申請期限は、その年の確定申告期限(翌年3月15日)までです。ただし早めに申請しておく方が安心です。会計ソフトを使えば複式簿記の知識がなくても青色申告に対応できます。
⑤ 固定費を最小限にスタートする
開業時に「どうせ必要になるから」と固定費を増やしすぎるのは危険です。家賃・リース代・サブスクリプション費用などの固定費は、売上がゼロでも毎月かかり続けます。
スモールスタートの鉄則は「売上が確認できてから固定費を増やす」です。最初は最小限の固定費でスタートし、売上と利益が安定してから設備・スペースを拡張する順番を守ってください。
1年目にやりがちな失敗
売上だけ見て利益を見ない
「先月の売上は50万円だった」という数字だけを追いかけていると、経費が膨らんで実際の利益が10万円以下だったというケースがよくあります。売上は「事業の規模」を示しますが、手元に残るのはあくまで「利益」です。常に利益を意識する習慣が重要です。
開業費用を使いすぎる
開業時に備品・設備・内装・広告に大きく投資して、手元資金が枯渇するケースも多いです。開業後しばらくは売上が安定しないことが多く、その間の固定費・生活費をカバーできる手元資金(最低3〜6ヶ月分)を残してスタートすることが重要です。
税金の準備を忘れる
個人事業主は毎月給与から税金を天引きされません。確定申告で一括納税になるため、翌年の3月に「こんなに税金がかかるとは思わなかった」という事態が起きやすいです。利益の20〜30%は税金用として別口座に積み立てておく習慣をつけてください。
開業後の経営・経理で迷ったら
「会計ソフトの使い方がわからない」「青色申告の申請はどうすればいい?」「自分の利益率が高いのか低いのか判断できない」——開業1年目は疑問だらけです。
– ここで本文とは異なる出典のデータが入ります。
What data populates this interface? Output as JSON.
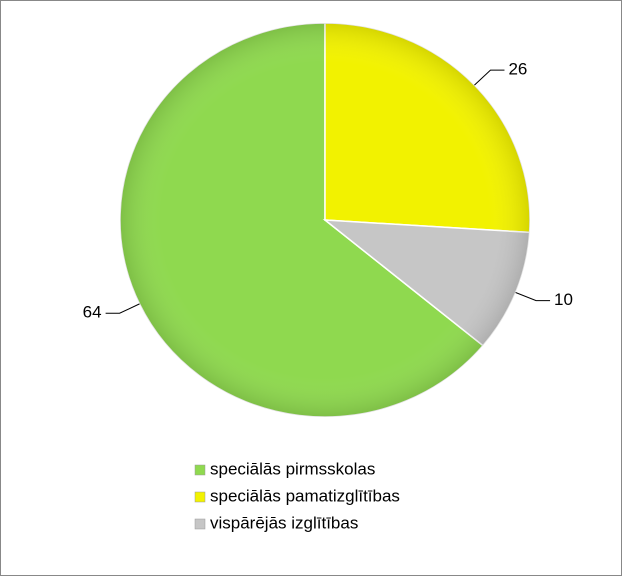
{
  "chart_data": {
    "type": "pie",
    "categories": [
      "speciālās pirmsskolas",
      "speciālās pamatizglītības",
      "vispārējās izglītības"
    ],
    "values": [
      64,
      26,
      10
    ],
    "colors": [
      "#8fd94f",
      "#f2f200",
      "#c6c6c6"
    ],
    "legend": "bottom"
  }
}
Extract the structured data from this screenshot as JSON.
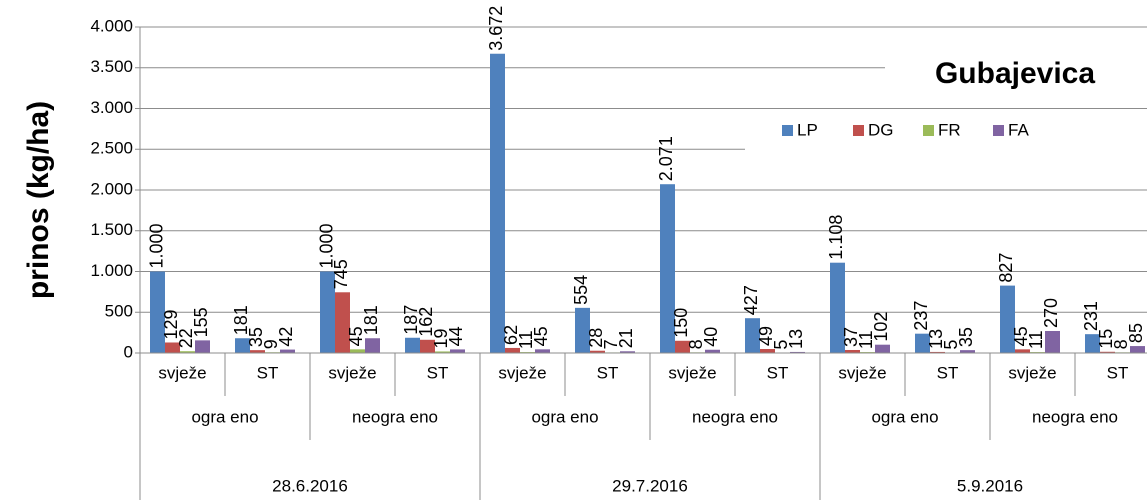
{
  "chart_data": {
    "type": "bar",
    "title": "Gubajevica",
    "y_axis_label": "prinos (kg/ha)",
    "categories": [
      "svježe",
      "ST",
      "svježe",
      "ST",
      "svježe",
      "ST",
      "svježe",
      "ST",
      "svježe",
      "ST",
      "svježe",
      "ST"
    ],
    "category_groups": [
      "ogra eno",
      "neogra eno",
      "ogra eno",
      "neogra eno",
      "ogra eno",
      "neogra eno"
    ],
    "category_top_groups": [
      "28.6.2016",
      "29.7.2016",
      "5.9.2016"
    ],
    "series": [
      {
        "name": "LP",
        "color": "#4f81bd",
        "values": [
          1000,
          181,
          1000,
          187,
          3672,
          554,
          2071,
          427,
          1108,
          237,
          827,
          231
        ],
        "value_labels": [
          "1.000",
          "181",
          "1.000",
          "187",
          "3.672",
          "554",
          "2.071",
          "427",
          "1.108",
          "237",
          "827",
          "231"
        ]
      },
      {
        "name": "DG",
        "color": "#c0504d",
        "values": [
          129,
          35,
          745,
          162,
          62,
          28,
          150,
          49,
          37,
          13,
          45,
          15
        ]
      },
      {
        "name": "FR",
        "color": "#9bbb59",
        "values": [
          22,
          9,
          45,
          19,
          11,
          7,
          8,
          5,
          11,
          5,
          11,
          8
        ]
      },
      {
        "name": "FA",
        "color": "#8064a2",
        "values": [
          155,
          42,
          181,
          44,
          45,
          21,
          40,
          13,
          102,
          35,
          270,
          85
        ]
      }
    ],
    "ylim": [
      0,
      4000
    ],
    "yticks": [
      0,
      500,
      {
        "value": 1000,
        "label": "1.000"
      },
      {
        "value": 1500,
        "label": "1.500"
      },
      {
        "value": 2000,
        "label": "2.000"
      },
      {
        "value": 2500,
        "label": "2.500"
      },
      {
        "value": 3000,
        "label": "3.000"
      },
      {
        "value": 3500,
        "label": "3.500"
      },
      {
        "value": 4000,
        "label": "4.000"
      }
    ],
    "grid": true,
    "legend": "top-right"
  }
}
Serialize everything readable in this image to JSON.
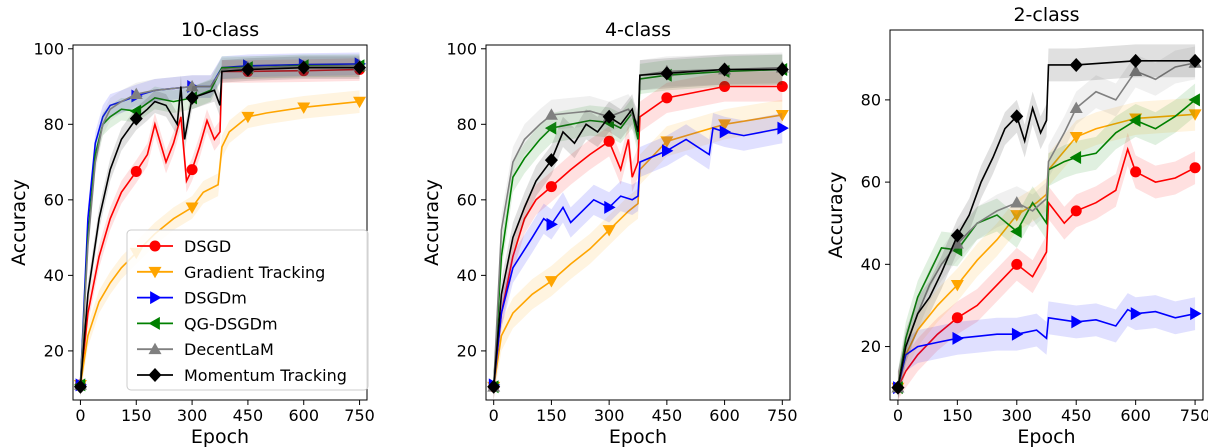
{
  "series_styles": {
    "DSGD": {
      "color": "#ff0000",
      "marker": "circle"
    },
    "Gradient Tracking": {
      "color": "#ffa500",
      "marker": "triangle-down"
    },
    "DSGDm": {
      "color": "#0000ff",
      "marker": "triangle-right"
    },
    "QG-DSGDm": {
      "color": "#008000",
      "marker": "triangle-left"
    },
    "DecentLaM": {
      "color": "#808080",
      "marker": "triangle-up"
    },
    "Momentum Tracking": {
      "color": "#000000",
      "marker": "diamond"
    }
  },
  "legend": {
    "placement": "lower-right",
    "entries": [
      "DSGD",
      "Gradient Tracking",
      "DSGDm",
      "QG-DSGDm",
      "DecentLaM",
      "Momentum Tracking"
    ]
  },
  "chart_data": [
    {
      "type": "line",
      "title": "10-class",
      "xlabel": "Epoch",
      "ylabel": "Accuracy",
      "xlim": [
        -20,
        770
      ],
      "ylim": [
        7,
        101
      ],
      "xticks": [
        0,
        150,
        300,
        450,
        600,
        750
      ],
      "yticks": [
        20,
        40,
        60,
        80,
        100
      ],
      "grid": false,
      "series": [
        {
          "name": "DSGD",
          "x": [
            0,
            20,
            50,
            80,
            110,
            150,
            180,
            200,
            230,
            250,
            270,
            285,
            300,
            320,
            340,
            360,
            375,
            380,
            450,
            600,
            750
          ],
          "y": [
            11,
            30,
            45,
            55,
            62,
            67.5,
            72,
            80,
            70,
            75,
            82,
            65,
            68,
            74,
            81,
            76,
            78,
            94,
            94,
            94.2,
            94.5
          ]
        },
        {
          "name": "Gradient Tracking",
          "x": [
            0,
            20,
            50,
            80,
            110,
            150,
            200,
            250,
            300,
            330,
            370,
            380,
            400,
            450,
            500,
            600,
            750
          ],
          "y": [
            11,
            24,
            33,
            38,
            42,
            46,
            51,
            55,
            58,
            62,
            64,
            74,
            78,
            82,
            83,
            84.5,
            86
          ]
        },
        {
          "name": "DSGDm",
          "x": [
            0,
            20,
            40,
            60,
            80,
            110,
            150,
            200,
            250,
            300,
            350,
            380,
            450,
            600,
            750
          ],
          "y": [
            11,
            55,
            75,
            82,
            85,
            86,
            87.5,
            89,
            89.5,
            90,
            90,
            95,
            95.5,
            95.8,
            96
          ]
        },
        {
          "name": "QG-DSGDm",
          "x": [
            0,
            20,
            40,
            60,
            80,
            110,
            150,
            200,
            250,
            300,
            350,
            380,
            450,
            600,
            750
          ],
          "y": [
            11,
            50,
            72,
            80,
            82,
            84,
            83.5,
            87,
            86,
            87,
            89,
            95,
            95,
            95.5,
            95.5
          ]
        },
        {
          "name": "DecentLaM",
          "x": [
            0,
            20,
            40,
            60,
            80,
            110,
            150,
            200,
            250,
            300,
            350,
            380,
            450,
            600,
            750
          ],
          "y": [
            11,
            48,
            70,
            80,
            84,
            86,
            88,
            89,
            89.5,
            90,
            90,
            94.5,
            95,
            95.3,
            95.5
          ]
        },
        {
          "name": "Momentum Tracking",
          "x": [
            0,
            20,
            50,
            80,
            110,
            150,
            180,
            200,
            230,
            260,
            270,
            280,
            300,
            330,
            360,
            375,
            380,
            450,
            600,
            750
          ],
          "y": [
            10.5,
            35,
            55,
            68,
            76,
            81.5,
            84,
            86,
            85,
            80,
            90,
            76,
            87,
            88,
            89,
            85,
            94,
            94.5,
            95,
            95
          ]
        }
      ]
    },
    {
      "type": "line",
      "title": "4-class",
      "xlabel": "Epoch",
      "ylabel": "Accuracy",
      "xlim": [
        -20,
        770
      ],
      "ylim": [
        7,
        101
      ],
      "xticks": [
        0,
        150,
        300,
        450,
        600,
        750
      ],
      "yticks": [
        20,
        40,
        60,
        80,
        100
      ],
      "grid": false,
      "series": [
        {
          "name": "DSGD",
          "x": [
            0,
            20,
            50,
            80,
            110,
            150,
            200,
            250,
            300,
            330,
            350,
            360,
            375,
            380,
            450,
            500,
            600,
            750
          ],
          "y": [
            10.5,
            30,
            45,
            55,
            60,
            63.5,
            68,
            72,
            75.5,
            68,
            76,
            66,
            70,
            82,
            87,
            88,
            90,
            90
          ]
        },
        {
          "name": "Gradient Tracking",
          "x": [
            0,
            20,
            50,
            100,
            150,
            200,
            250,
            300,
            350,
            375,
            380,
            450,
            600,
            750
          ],
          "y": [
            10.5,
            24,
            30,
            35,
            38.5,
            43,
            47,
            52,
            57,
            59,
            68,
            75.5,
            80,
            82.5
          ]
        },
        {
          "name": "DSGDm",
          "x": [
            0,
            20,
            50,
            100,
            130,
            150,
            180,
            200,
            230,
            260,
            300,
            330,
            360,
            375,
            380,
            450,
            500,
            560,
            570,
            600,
            650,
            700,
            750
          ],
          "y": [
            11,
            30,
            42,
            50,
            55,
            53.5,
            58,
            54,
            57,
            60,
            58,
            61,
            60,
            61,
            70,
            73,
            76,
            72,
            79,
            78,
            77,
            78,
            79
          ]
        },
        {
          "name": "QG-DSGDm",
          "x": [
            0,
            20,
            50,
            80,
            120,
            150,
            200,
            250,
            300,
            330,
            360,
            375,
            380,
            450,
            600,
            750
          ],
          "y": [
            10.5,
            45,
            66,
            71,
            76,
            79,
            80,
            81,
            80.5,
            79,
            83,
            76,
            92,
            93,
            94,
            94.5
          ]
        },
        {
          "name": "DecentLaM",
          "x": [
            0,
            20,
            50,
            80,
            120,
            150,
            200,
            250,
            300,
            350,
            375,
            380,
            450,
            600,
            750
          ],
          "y": [
            10.5,
            52,
            70,
            76,
            80,
            82.5,
            83,
            83.5,
            82,
            84,
            80,
            93,
            94,
            94.5,
            95
          ]
        },
        {
          "name": "Momentum Tracking",
          "x": [
            0,
            20,
            50,
            80,
            110,
            150,
            180,
            210,
            240,
            270,
            300,
            330,
            360,
            375,
            380,
            450,
            600,
            750
          ],
          "y": [
            10.5,
            35,
            50,
            58,
            65,
            70.5,
            78,
            75,
            80,
            78,
            82,
            80,
            84,
            78,
            93,
            93.5,
            94.5,
            94.5
          ]
        }
      ]
    },
    {
      "type": "line",
      "title": "2-class",
      "xlabel": "Epoch",
      "ylabel": "Accuracy",
      "xlim": [
        -20,
        770
      ],
      "ylim": [
        7,
        97
      ],
      "xticks": [
        0,
        150,
        300,
        450,
        600,
        750
      ],
      "yticks": [
        20,
        40,
        60,
        80
      ],
      "grid": false,
      "series": [
        {
          "name": "DSGD",
          "x": [
            0,
            20,
            50,
            100,
            150,
            200,
            250,
            300,
            340,
            375,
            380,
            420,
            450,
            500,
            550,
            580,
            600,
            650,
            700,
            750
          ],
          "y": [
            10,
            14,
            18,
            23,
            27,
            30,
            35,
            40,
            37,
            43,
            55,
            50,
            53,
            55,
            58,
            68,
            62.5,
            60,
            61,
            63.5
          ]
        },
        {
          "name": "Gradient Tracking",
          "x": [
            0,
            20,
            50,
            100,
            150,
            200,
            250,
            300,
            350,
            375,
            380,
            450,
            500,
            600,
            750
          ],
          "y": [
            10,
            18,
            24,
            30,
            35,
            41,
            46,
            52,
            55,
            57,
            63,
            71,
            73,
            75.5,
            76.5
          ]
        },
        {
          "name": "DSGDm",
          "x": [
            0,
            20,
            50,
            100,
            150,
            200,
            250,
            300,
            350,
            375,
            380,
            450,
            500,
            550,
            580,
            600,
            650,
            700,
            750
          ],
          "y": [
            10,
            18,
            20,
            21,
            22,
            22.5,
            23,
            23,
            24,
            22,
            27,
            26,
            26.5,
            25,
            29,
            28,
            28.5,
            27,
            28
          ]
        },
        {
          "name": "QG-DSGDm",
          "x": [
            0,
            20,
            50,
            80,
            110,
            150,
            200,
            250,
            300,
            340,
            375,
            380,
            420,
            450,
            500,
            550,
            600,
            650,
            700,
            750
          ],
          "y": [
            10,
            22,
            32,
            38,
            44,
            43.5,
            50,
            52,
            48,
            55,
            50,
            63,
            65,
            66,
            67,
            72,
            75,
            73,
            76,
            80
          ]
        },
        {
          "name": "DecentLaM",
          "x": [
            0,
            20,
            50,
            80,
            110,
            150,
            200,
            250,
            300,
            340,
            375,
            380,
            420,
            450,
            500,
            550,
            600,
            650,
            700,
            750
          ],
          "y": [
            10,
            20,
            28,
            35,
            40,
            45,
            50,
            53,
            55,
            53,
            56,
            65,
            72,
            78,
            82,
            80,
            87,
            85,
            88,
            89
          ]
        },
        {
          "name": "Momentum Tracking",
          "x": [
            0,
            20,
            50,
            80,
            110,
            150,
            180,
            210,
            240,
            270,
            300,
            320,
            340,
            360,
            375,
            380,
            450,
            600,
            750
          ],
          "y": [
            10,
            20,
            28,
            32,
            38,
            47,
            52,
            60,
            66,
            73,
            76,
            70,
            78,
            72,
            75,
            88.5,
            88.5,
            89.5,
            89.5
          ]
        }
      ]
    }
  ]
}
そんなときはAI番頭まっちゃんに相談してみてください。あなたの業種・状況に合わせた具体的なアドバイスをメールでお届けします。初回は無料です。
まとめ
- 開業1年目は事業の土台を作る最重要期間——ここで作った習慣が経営の体質になる
- まず事業用口座・カードをプライベートと分けることが最初の一歩
- 会計ソフトを入れて開業初日から記帳を習慣化する
- 毎月「売上・経費・利益」の3つを数字で確認する習慣をつける
- 青色申告承認申請書を早めに提出して控除を最大限活用する
- 固定費は最小限でスタートし、売上が安定してから拡張する
- 利益の20〜30%は税金用として別口座に積み立てておく
開業1年目に正しい習慣と仕組みを作ることが、長く続けられる事業の基盤になります。「後でやろう」ではなく、今日から一つずつ始めてみてください。